Levantóse el alcalde sin responder, y vacilando como un hombre ebrio quiso ceñirse el cinto y no pudo lograrlo, pues las manos le temblaban como agitadas por la fiebre; y antes de marcharse volvió con terror los ojos a Juan Oullier; el traidor temía una traición, no pudiendo creer que la generosidad de su enemigo no encubriera alguna asechanza.
Indicóle Oullier la puerta con el dedo, y cuando Courtin trasponía precipitado la del patio, oyó la voz del vendeano que, sonora cual bélico clarín, le decía:
—¡Guárdate, Courtin, guárdate!
Estremecióse el colono, y tropezando turbado en una piedra, cayó de espaldas y exhaló un grito de angustia: parecíale que el vendeano iba a echársele encima, y creía sentir que la fría hoja de un puñal se clavaba en su pecho.

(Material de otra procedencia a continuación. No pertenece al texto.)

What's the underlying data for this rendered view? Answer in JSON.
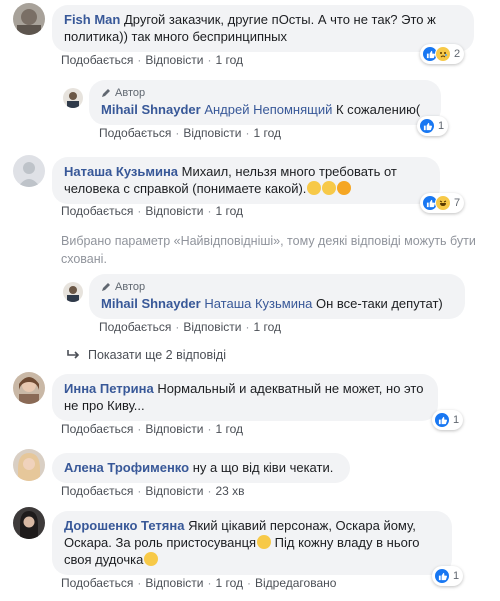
{
  "comments": [
    {
      "name": "Fish Man",
      "text": "Другой заказчик, другие пОсты. А что не так? Это ж политика)) так много беспринципных",
      "like": "Подобається",
      "reply": "Відповісти",
      "time": "1 год",
      "reactions": [
        "like-icon",
        "sad-icon"
      ],
      "count": "2"
    },
    {
      "author_badge": "Автор",
      "name": "Mihail Shnayder",
      "tag": "Андрей Непомнящий",
      "text": "К сожалению(",
      "like": "Подобається",
      "reply": "Відповісти",
      "time": "1 год",
      "reactions": [
        "like-icon"
      ],
      "count": "1"
    },
    {
      "name": "Наташа Кузьмина",
      "text": "Михаил, нельзя много требовать от человека с справкой (понимаете какой).",
      "like": "Подобається",
      "reply": "Відповісти",
      "time": "1 год",
      "reactions": [
        "like-icon",
        "haha-icon"
      ],
      "count": "7"
    },
    {
      "author_badge": "Автор",
      "name": "Mihail Shnayder",
      "tag": "Наташа Кузьмина",
      "text": "Он все-таки депутат)",
      "like": "Подобається",
      "reply": "Відповісти",
      "time": "1 год"
    },
    {
      "name": "Инна Петрина",
      "text": "Нормальный и адекватный не может, но это не про Киву...",
      "like": "Подобається",
      "reply": "Відповісти",
      "time": "1 год",
      "reactions": [
        "like-icon"
      ],
      "count": "1"
    },
    {
      "name": "Алена Трофименко",
      "text": "ну а що від ківи чекати.",
      "like": "Подобається",
      "reply": "Відповісти",
      "time": "23 хв"
    },
    {
      "name": "Дорошенко Тетяна",
      "text1": "Який цікавий персонаж, Оскара йому, Оскара. За роль пристосуванця",
      "text2": " Під кожну владу в нього своя дудочка",
      "like": "Подобається",
      "reply": "Відповісти",
      "time": "1 год",
      "edited": "Відредаговано",
      "reactions": [
        "like-icon"
      ],
      "count": "1"
    }
  ],
  "notice": "Вибрано параметр «Найвідповідніші», тому деякі відповіді можуть бути сховані.",
  "show_more": "Показати ще 2 відповіді",
  "colors": {
    "link": "#385898",
    "like": "#1877f2",
    "bubble": "#f2f3f5",
    "muted": "#90949c"
  }
}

Sólo era un mal presagio. Levantóse Courtin, y poco después corría por el campo, mientras la viuda Picaut tendía la mano a Oullier, diciendo:
—Al oíros, Juan, pensaba en cuánta razón tenía mi pobre Pascual en decirme que en todos los partidos hay hombres de bien.
Estrechó Oullier la mano de la que le había salvado la vida.
—¿Cómo os sentís ahora? —preguntóle.
—Mejor; siempre se cobra fuerza en la lucha.
—¿Y a dónde vais?
—A Nantes, pues según lo que vuestra madre me ha dicho, Berta no ha ido, y temo que haya acontecido allá alguna desgracia.
—Bien; a lo menos tomad un bote, y así os ahorraréis el cansancio de la mitad del camino.
—Corriente —dijo Oullier.
Y siguió a la viuda hasta donde estaban las barcas de los pescadores, atracadas a la orilla del lago.